Verurteilung mit Nachsicht für Jungkriminellen

Verurteilung mit Nachsicht für Jungkriminellen
15 Monate teilbedingte Haft für 14-jährigen amtsbekannten Afghanen, aber Chance auf Neustart

VonWolfgang AtzenhoferEin 14-Jähriger, der in Handschellen in den Verhandlungssaal geleitet wird, ist auch am Landesgericht Linz selten. Die Liste an Verbrechen, die dem schmächtigen jungen Afghanen am Freitag vor einem Schöffensenat angelastet wurde, erklärt aber die Vorgangsweise. Raub, Erpressung, Diebstahl, Urkundendelikte und Bandenkriminalität lassen einen abgebrühten Frechdachs erwarten. Dazu trägt auch die Vorgeschichte bei, die die Staatsanwältin erwähnt: 16 Verfahren gegen den 14-Jährigen wurden schon früher eingestellt, weil er damals noch strafunmündig war.

Doch das Bild des von der Untersuchungshaft überstellten schmächtigen Jugendlichen passt nicht zur Fülle der Anschuldigungen.

Sein Mandant bekenne sich zu einem Teil der Vorwürfe schuldig, kündigte der Verteidiger dann an. Er selber, aber auch andere Stellen hätten den Angeklagten als „freundlich, klug oder respektvoll“ kennengelernt, das Umfeld habe wohl viel Einfluss auf den Beklagten , meinte er.

Verhandlungsleiter Ralf Sigl ging mit dem jungen Beschuldigten sorgsam um. Geduldig arbeitete er mit ihm die Delikte ab. Etwa den Raub an einem 16-Jährigen in Freistadt, den der Angeklagte mit zwei anderen Jugendlichen am 17. Februar kurz nach Mitternacht verübt haben soll. „Ich habe ihn nur gehalten, weil er auf meinen Freund losgegangen ist“, verteidigte sich der Beschuldigte. Mit den Schlägen und den Tritten gegen das Opfer, das einen Nasenbeinbruch und eine aufgerissene erlitt, habe er nichts zu tungehabt.
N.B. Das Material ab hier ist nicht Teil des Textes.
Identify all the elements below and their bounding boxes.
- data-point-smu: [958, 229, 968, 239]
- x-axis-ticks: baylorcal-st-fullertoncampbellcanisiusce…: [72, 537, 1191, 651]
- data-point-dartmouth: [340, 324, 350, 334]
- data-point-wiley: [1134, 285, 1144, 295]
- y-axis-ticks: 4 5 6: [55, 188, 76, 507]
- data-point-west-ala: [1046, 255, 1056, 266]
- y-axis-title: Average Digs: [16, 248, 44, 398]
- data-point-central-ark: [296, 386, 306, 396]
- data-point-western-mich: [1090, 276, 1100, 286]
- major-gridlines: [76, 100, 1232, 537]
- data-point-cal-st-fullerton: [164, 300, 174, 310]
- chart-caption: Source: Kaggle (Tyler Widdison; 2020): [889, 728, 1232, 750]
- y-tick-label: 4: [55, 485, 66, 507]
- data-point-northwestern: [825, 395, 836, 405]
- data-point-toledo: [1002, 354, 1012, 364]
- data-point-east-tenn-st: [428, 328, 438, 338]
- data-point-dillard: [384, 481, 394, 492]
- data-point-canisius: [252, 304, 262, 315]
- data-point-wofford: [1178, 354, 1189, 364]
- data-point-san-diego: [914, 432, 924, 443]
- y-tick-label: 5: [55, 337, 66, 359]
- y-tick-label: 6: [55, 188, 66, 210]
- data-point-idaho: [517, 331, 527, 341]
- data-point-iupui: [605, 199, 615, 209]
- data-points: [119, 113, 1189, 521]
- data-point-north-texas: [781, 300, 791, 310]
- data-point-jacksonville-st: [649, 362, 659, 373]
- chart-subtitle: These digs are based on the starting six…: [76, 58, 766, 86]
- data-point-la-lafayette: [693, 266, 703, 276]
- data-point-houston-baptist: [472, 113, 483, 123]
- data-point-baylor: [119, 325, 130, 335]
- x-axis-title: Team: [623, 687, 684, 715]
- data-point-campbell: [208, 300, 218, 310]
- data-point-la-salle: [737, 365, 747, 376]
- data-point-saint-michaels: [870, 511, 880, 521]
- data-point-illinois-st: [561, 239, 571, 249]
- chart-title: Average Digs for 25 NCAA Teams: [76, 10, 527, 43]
EntlastungAuch den Vorwurf im Jänner in Linz gemeinsam mit vier anderen versucht zu haben, eine Elfjährige des Handys und der Geldbörse zu berauben, bestritt der junge Afghane: „Da war ich nicht dabei.“

Das Mädchen, das sich jedes Mal mit Leibeskräften gewehrt hatte und auch verletzt wurde, trat als Zeugin auf und entlastete ihn. Für Richter und Schöffen eine Überraschung. „Ihr eigener Bruder hat doch behauptet, dass sie dabei waren“, sagte der Richter. Darauf erwiderte sie: „Ich weiß nicht warum, vielleicht wollte er einen Freund schützen.“

Während er bestritt, bei einem Diebstahl von 50 Euro in einem Altersheim dabei gewesen zu sein, zeigte er sich im nächsten Fall geständig. Auch im Namen der Bande LML „Leben mit Loyalität“ soll einem 13-Jährigen mit Schlägen und mit dem „Abstechen“ gedroht worden sein. So erpresste der Bursch Kleidung um 415 Euro und 280 Euro Bargeld von ihm. „Ein Blödsinn. Ich möchte alles zurückzahlen“, erklärte der Bub. „Wie?“, fragte der Richter. Der Bub: „Ich will sparen“. Bei der Bande LML sei er nicht Mitglied gewesen.

Vom Schöffengericht erhielt er Freitag Strafe und Chance zugleich. Von 15 Monaten teilbedingter Haft sind zehn auf Bewährung ausgesetzt. Das Urteil ist nicht rechtskräftig. Zudem wurde eine Bewährungshilfe angeordnet. Außerdem muss der Verurteilte nach der Haftentlassung in eine Wohngemeinschaft fernab seines Freundeskreises übersiedeln und seinen Opfern 3000 Euro Schmerzensgeld bezahlen.